Despite optimizing treatment of ST-segment elevation myocardial infarction (STEMI) a lot of patients die during the invasive procedure or experience sudden cardiac arrest (SCA) that complicates further hospitalization.
The aim of the study was to identify the most important risk factors leading to SCA and death in the cath lab among STEMI patients.

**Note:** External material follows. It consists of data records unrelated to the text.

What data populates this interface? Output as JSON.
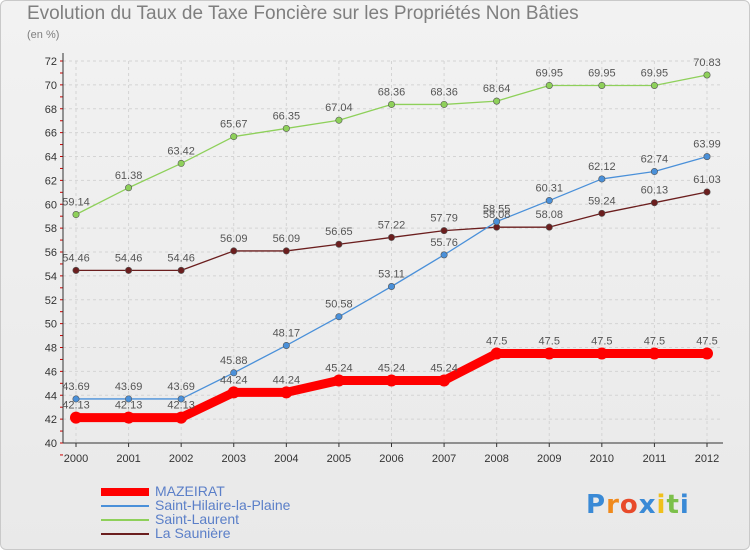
{
  "chart_data": {
    "type": "line",
    "title": "Evolution du Taux de Taxe Foncière sur les Propriétés Non Bâties",
    "subtitle": "(en %)",
    "x": [
      "2000",
      "2001",
      "2002",
      "2003",
      "2004",
      "2005",
      "2006",
      "2007",
      "2008",
      "2009",
      "2010",
      "2011",
      "2012"
    ],
    "ylim": [
      40,
      72
    ],
    "yticks": [
      40,
      42,
      44,
      46,
      48,
      50,
      52,
      54,
      56,
      58,
      60,
      62,
      64,
      66,
      68,
      70,
      72
    ],
    "grid": true,
    "legend_position": "bottom-left",
    "series": [
      {
        "name": "MAZEIRAT",
        "color": "#ff0000",
        "values": [
          42.13,
          42.13,
          42.13,
          44.24,
          44.24,
          45.24,
          45.24,
          45.24,
          47.5,
          47.5,
          47.5,
          47.5,
          47.5
        ]
      },
      {
        "name": "Saint-Hilaire-la-Plaine",
        "color": "#4a90d9",
        "values": [
          43.69,
          43.69,
          43.69,
          45.88,
          48.17,
          50.58,
          53.11,
          55.76,
          58.55,
          60.31,
          62.12,
          62.74,
          63.99
        ]
      },
      {
        "name": "Saint-Laurent",
        "color": "#8ed05a",
        "values": [
          59.14,
          61.38,
          63.42,
          65.67,
          66.35,
          67.04,
          68.36,
          68.36,
          68.64,
          69.95,
          69.95,
          69.95,
          70.83
        ]
      },
      {
        "name": "La Saunière",
        "color": "#6b1e1e",
        "values": [
          54.46,
          54.46,
          54.46,
          56.09,
          56.09,
          56.65,
          57.22,
          57.79,
          58.08,
          58.08,
          59.24,
          60.13,
          61.03
        ]
      }
    ]
  },
  "logo": {
    "letters": [
      {
        "char": "P",
        "color": "#3a8ad6"
      },
      {
        "char": "r",
        "color": "#f08a1c"
      },
      {
        "char": "o",
        "color": "#e84a2a"
      },
      {
        "char": "x",
        "color": "#3a8ad6"
      },
      {
        "char": "i",
        "color": "#f0c01c"
      },
      {
        "char": "t",
        "color": "#7cc04a"
      },
      {
        "char": "i",
        "color": "#3a8ad6"
      }
    ]
  }
}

We used the National Registry of Invasive Cardiology Procedures (ORPKI) between 2014 and 2019. The study population consisted of 113 465 patients. Descriptive statistics univariate and multiple logistic regression analysis of factors affecting perioperative mortality (PM) and SCA in the cath lab were performed.
Death and SCA occurred in 1549 (1.4%) and 945 (0.8%) patients, respectively. Diabetes (odds ratio [OR] 1.76; P <0.0001), previous brain stroke (OR 2.26; P <0.0001), prior myocardial infarction (OR 1.81; P <0.0001), psoriasis (OR 1.79; P = 0.04) and chronic renal failure (OR 2.79; P <0.0001) were the strongest predictors of PM. The occurrence of SCA was dependent mainly on diabetes (OR 1.37; P = 0.0001), previous brain stroke (OR 2.23; P <0.0001), prior myocardial infarction (OR 1.73; P <0.0001), psoriasis (OR 2.03; P = 0.04), chronic renal failure (OR 2.79; P <0.0001). Of the pre-hospital factors, the Killip-Kimball class showed the strongest relationship with the two endpoints (OR 3.53; P <0.0001 and OR 2.65; P <0.0001).
Diabetes, previous brain stroke and myocardial infarction, psoriasis, chronic renal failure and the Killip-Kimball class were the strongest predictors of PM and SCA in the cath lab.